Тут же опустились весла, барк развернулся и направился в сторону Тауэра. В толпе повстанцев раздались гневные возгласы: "Измена! Измена!"; в воздух взметнулись сжатые кулаки. Но хотя многие повстанцы были вооружены знаменитыми английскими луками, стрелы которых поражали цель на расстоянии 200 ярдов, ни один лук не был направлен на барк, и юный король со своей свитой смог спокойно удалиться.

Так закончилась первая встреча короля Ричарда с представителями его народа. Теперь придворные вельможи, попрятавшиеся от стрел, которые так и не были вынуты из колчанов, знали точно, что в компании с королем им ничто не грозит, что молодой Ричард — единственное оружие, с помощью которого можно нанести поражение взбунтовавшейся толпе и сохранить свое господство.


5. Повстанцы в Лондоне

Итак, критический момент настал — это было ясно как лидерам восстания, так и любому мыслящему простолюдину. Король, нарушив свое обещание, отказался говорить с ними, и в этом снова были повинны "зловредные советники". Что же теперь? Ведь огромное повстанческое войско нельзя держать в бездействии, как платную армию в мирное время: принесенные с собой запасы пищи подходили к концу, денег практически ни у кого не было, а без них достать провизию в сельской местности представлялось делом маловероятным. Многие вилланы уже подумывали о возвращении домой, о работе, которую необходимо доделать, чтобы не голодать зимой. Вопрос требовал безотлагательного решения, пока повстанческое войско не начало таять на глазах. В Лондоне имелось все, что им было жизненно необходимо — еда, вино, крыша над головой и... король. Но Лондон с его бастионами, мощными стенами и укрепленными воротами был неуязвим: попасть в него можно было только через узкий мост, но взять его приступом было практически невозможно.

Пока вооруженные вилланы в ожидании какого-либо решения неторопливо беседовали друг с другом, из города верхом прискакал ольдермен Хорн, истинный друг простого люда. Встревоженные лидеры окружили его, затем Тайлер отдал приказ: "На Лондон!" Повстанцы с одобрительными возгласами построились в колонны и, распустив знамена с изображением св. Георгия, двинулись по направлению к столице.

И вот они у Лондонского моста, перед мощной сторожевой башней городских ворот: опускная решетка на запоре, у бойниц в готовности застыли вооруженные воины.

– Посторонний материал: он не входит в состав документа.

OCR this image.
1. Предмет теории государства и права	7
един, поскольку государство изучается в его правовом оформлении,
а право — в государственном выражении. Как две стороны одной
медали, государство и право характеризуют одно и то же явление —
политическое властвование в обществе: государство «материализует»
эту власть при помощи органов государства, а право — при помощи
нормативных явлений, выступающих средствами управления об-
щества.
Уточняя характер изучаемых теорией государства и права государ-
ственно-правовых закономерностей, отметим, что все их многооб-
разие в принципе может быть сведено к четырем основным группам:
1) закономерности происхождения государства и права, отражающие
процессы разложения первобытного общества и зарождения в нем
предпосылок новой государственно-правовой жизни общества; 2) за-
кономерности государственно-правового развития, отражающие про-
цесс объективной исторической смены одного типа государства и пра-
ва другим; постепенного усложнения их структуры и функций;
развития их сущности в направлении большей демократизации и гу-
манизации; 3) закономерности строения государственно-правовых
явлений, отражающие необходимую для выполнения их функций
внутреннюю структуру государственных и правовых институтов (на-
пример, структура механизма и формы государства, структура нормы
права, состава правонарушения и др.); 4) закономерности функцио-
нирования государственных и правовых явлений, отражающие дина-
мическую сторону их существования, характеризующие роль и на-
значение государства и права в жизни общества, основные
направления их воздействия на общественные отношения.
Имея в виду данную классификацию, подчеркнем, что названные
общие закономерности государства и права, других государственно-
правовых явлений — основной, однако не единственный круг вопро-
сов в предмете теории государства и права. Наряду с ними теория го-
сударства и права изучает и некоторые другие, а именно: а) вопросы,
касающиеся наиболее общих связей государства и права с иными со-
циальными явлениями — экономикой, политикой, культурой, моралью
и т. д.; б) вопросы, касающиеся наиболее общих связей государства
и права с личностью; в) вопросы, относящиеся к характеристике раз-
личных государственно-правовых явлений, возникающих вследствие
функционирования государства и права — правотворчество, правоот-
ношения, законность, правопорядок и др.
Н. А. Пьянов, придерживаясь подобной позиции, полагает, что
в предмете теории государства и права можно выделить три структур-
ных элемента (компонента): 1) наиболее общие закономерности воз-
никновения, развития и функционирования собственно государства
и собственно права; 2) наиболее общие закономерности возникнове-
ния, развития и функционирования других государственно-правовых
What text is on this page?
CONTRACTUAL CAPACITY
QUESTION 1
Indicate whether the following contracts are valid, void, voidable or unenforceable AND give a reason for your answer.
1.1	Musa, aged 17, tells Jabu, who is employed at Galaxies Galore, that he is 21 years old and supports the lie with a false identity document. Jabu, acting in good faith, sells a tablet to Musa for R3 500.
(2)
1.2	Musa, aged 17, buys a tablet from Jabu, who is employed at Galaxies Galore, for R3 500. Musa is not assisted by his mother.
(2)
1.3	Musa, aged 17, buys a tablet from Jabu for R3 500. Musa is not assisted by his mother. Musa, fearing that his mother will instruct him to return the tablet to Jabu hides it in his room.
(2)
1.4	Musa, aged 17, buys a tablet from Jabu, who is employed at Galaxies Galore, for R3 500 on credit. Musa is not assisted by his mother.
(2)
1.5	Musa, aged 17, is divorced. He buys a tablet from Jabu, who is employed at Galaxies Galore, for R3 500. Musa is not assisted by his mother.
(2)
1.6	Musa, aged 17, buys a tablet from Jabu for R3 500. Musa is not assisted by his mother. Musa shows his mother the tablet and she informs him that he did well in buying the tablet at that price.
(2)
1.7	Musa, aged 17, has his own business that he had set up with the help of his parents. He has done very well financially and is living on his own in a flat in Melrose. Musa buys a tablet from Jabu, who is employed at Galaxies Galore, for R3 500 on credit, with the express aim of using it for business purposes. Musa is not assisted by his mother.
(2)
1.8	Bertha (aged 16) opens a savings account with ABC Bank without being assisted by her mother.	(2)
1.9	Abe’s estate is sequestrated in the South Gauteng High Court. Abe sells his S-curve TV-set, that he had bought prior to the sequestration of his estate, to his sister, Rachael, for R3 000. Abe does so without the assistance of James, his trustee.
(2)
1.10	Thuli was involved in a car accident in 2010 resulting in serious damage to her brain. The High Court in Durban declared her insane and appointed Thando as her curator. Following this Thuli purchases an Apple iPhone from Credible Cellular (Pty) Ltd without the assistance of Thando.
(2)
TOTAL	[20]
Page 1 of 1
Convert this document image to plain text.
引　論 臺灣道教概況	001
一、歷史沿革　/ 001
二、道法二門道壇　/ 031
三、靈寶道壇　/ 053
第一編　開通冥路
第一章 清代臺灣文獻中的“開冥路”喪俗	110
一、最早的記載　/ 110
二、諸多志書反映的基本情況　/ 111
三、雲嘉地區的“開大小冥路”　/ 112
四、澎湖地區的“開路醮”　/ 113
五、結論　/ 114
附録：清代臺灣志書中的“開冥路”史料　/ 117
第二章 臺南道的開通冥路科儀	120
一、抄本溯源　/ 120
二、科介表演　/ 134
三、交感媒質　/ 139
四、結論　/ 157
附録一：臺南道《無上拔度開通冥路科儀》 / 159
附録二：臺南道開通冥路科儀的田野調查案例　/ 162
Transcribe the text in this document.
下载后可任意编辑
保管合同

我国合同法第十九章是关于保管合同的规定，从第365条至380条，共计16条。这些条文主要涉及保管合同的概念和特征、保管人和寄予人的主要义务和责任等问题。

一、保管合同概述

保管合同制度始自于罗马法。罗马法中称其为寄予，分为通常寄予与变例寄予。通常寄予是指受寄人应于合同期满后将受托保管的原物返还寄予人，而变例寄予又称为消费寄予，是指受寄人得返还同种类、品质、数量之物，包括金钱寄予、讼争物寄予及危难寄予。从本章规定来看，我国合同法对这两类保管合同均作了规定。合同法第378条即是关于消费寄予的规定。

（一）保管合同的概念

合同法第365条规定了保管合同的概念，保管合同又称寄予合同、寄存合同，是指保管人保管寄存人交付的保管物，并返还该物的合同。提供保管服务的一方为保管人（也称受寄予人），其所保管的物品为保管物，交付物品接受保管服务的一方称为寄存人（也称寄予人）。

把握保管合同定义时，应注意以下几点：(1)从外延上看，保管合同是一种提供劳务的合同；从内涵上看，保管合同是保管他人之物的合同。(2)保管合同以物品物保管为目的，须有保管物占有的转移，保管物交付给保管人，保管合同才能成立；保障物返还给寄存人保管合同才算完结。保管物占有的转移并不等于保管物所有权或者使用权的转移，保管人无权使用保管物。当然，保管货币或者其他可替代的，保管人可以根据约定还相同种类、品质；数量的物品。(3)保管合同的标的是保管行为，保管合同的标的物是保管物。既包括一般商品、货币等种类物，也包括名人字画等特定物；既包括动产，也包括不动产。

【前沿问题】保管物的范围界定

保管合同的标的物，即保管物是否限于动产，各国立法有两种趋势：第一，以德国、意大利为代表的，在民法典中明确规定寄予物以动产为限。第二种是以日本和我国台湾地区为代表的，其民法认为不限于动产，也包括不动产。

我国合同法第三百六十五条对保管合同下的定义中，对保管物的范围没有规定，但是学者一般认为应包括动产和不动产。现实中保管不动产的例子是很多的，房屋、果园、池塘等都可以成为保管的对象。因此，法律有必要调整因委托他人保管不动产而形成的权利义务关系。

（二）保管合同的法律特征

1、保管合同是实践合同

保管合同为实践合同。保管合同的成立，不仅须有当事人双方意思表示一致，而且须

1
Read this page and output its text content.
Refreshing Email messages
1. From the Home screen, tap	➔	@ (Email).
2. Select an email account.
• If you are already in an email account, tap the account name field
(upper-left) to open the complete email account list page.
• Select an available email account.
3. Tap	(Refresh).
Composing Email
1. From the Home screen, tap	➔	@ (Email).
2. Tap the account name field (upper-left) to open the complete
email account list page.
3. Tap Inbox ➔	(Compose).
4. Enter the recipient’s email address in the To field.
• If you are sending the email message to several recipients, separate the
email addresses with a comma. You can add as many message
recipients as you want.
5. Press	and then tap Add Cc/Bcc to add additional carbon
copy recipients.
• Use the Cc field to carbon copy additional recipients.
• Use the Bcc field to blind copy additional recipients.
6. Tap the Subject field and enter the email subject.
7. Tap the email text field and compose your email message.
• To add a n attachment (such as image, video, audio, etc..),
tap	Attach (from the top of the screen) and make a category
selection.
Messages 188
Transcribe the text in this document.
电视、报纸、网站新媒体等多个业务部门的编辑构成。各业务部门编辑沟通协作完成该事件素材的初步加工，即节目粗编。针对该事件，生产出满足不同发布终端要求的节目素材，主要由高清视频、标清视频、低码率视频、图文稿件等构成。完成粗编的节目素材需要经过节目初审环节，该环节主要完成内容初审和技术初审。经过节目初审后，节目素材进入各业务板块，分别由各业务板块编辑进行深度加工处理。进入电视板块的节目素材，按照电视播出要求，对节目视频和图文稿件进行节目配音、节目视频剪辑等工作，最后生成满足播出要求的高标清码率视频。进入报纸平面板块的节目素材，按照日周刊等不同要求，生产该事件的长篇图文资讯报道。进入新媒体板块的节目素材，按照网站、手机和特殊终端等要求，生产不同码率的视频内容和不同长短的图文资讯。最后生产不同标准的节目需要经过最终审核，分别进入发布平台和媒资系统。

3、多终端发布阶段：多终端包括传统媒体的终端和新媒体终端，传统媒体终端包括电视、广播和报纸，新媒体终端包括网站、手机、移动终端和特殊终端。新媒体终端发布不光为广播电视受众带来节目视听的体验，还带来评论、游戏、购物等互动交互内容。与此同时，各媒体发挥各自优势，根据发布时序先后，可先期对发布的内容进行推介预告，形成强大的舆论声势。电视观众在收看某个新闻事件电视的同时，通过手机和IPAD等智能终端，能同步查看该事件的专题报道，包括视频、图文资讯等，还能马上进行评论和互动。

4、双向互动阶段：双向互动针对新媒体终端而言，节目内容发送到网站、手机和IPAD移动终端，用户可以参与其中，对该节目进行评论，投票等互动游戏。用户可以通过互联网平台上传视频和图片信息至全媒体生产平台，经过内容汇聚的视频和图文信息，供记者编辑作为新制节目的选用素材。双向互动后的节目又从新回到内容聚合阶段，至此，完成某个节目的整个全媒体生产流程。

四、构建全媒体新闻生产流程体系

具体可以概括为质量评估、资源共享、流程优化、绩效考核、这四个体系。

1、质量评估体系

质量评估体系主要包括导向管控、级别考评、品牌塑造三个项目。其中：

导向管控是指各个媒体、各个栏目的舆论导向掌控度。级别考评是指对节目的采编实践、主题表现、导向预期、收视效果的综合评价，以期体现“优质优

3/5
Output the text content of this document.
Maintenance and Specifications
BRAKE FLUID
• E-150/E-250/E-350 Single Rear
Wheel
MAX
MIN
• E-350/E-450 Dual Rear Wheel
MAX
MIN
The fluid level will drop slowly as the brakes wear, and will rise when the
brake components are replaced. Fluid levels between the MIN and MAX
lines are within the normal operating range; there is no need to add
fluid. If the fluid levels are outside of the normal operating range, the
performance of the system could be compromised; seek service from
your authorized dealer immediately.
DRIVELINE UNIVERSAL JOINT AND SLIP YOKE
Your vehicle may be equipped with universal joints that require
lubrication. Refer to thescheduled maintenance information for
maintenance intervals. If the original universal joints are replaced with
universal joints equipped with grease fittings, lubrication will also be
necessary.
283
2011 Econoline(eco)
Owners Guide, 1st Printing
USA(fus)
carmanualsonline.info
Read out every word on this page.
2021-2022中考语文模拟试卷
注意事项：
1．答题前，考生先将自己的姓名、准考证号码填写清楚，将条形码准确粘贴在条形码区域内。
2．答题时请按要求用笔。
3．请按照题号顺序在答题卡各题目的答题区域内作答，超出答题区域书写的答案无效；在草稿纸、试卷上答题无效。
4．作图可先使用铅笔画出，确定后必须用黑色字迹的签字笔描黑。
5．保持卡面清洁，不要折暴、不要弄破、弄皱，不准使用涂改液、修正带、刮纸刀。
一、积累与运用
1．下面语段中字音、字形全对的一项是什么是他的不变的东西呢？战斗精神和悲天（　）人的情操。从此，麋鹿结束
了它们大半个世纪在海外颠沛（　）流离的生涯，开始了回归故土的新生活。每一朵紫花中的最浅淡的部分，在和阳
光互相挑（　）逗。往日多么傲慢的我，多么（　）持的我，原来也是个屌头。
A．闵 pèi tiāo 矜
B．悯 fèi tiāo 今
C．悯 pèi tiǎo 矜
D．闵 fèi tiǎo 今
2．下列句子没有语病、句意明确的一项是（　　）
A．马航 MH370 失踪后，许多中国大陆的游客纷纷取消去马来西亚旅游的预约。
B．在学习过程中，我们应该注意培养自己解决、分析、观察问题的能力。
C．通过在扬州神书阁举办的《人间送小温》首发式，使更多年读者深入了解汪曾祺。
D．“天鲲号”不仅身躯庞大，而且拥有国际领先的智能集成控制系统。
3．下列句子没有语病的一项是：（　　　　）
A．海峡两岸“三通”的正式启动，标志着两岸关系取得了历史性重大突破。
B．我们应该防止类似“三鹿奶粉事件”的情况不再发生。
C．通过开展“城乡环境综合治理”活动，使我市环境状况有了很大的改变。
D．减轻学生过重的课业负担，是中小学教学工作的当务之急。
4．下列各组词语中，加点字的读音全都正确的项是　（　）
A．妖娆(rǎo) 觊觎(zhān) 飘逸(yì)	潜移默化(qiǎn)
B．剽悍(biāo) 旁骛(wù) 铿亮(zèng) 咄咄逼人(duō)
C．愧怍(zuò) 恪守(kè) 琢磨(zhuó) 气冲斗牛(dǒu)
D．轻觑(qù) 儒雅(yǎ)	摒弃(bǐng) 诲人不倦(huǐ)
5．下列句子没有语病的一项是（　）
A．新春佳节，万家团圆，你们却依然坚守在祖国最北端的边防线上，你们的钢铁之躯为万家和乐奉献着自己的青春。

Дальше — стальная синева Темзы, подъемный мостик и узкая дорога, с обеих сторон обрамленная небольшими домами. За Темзой — высокая стена, со всех сторон опоясавшая город, многочисленные башни и шпили которого образовывали нечто вроде гигантской диадемы, а над всем этим высился величественный собор св. Павла с его взметнувшейся на 500 футов в небо остроконечной колокольней. В восточной части города была видна резиденция короля — мощная неприступная крепость Тауэр. Ни одна армия мира не смогла бы приступом взять Лондон. Неужели мужественная решимость народа разобьется об эту твердыню? Неужели Хорн был неверно информирован? А может быть, он их просто предал?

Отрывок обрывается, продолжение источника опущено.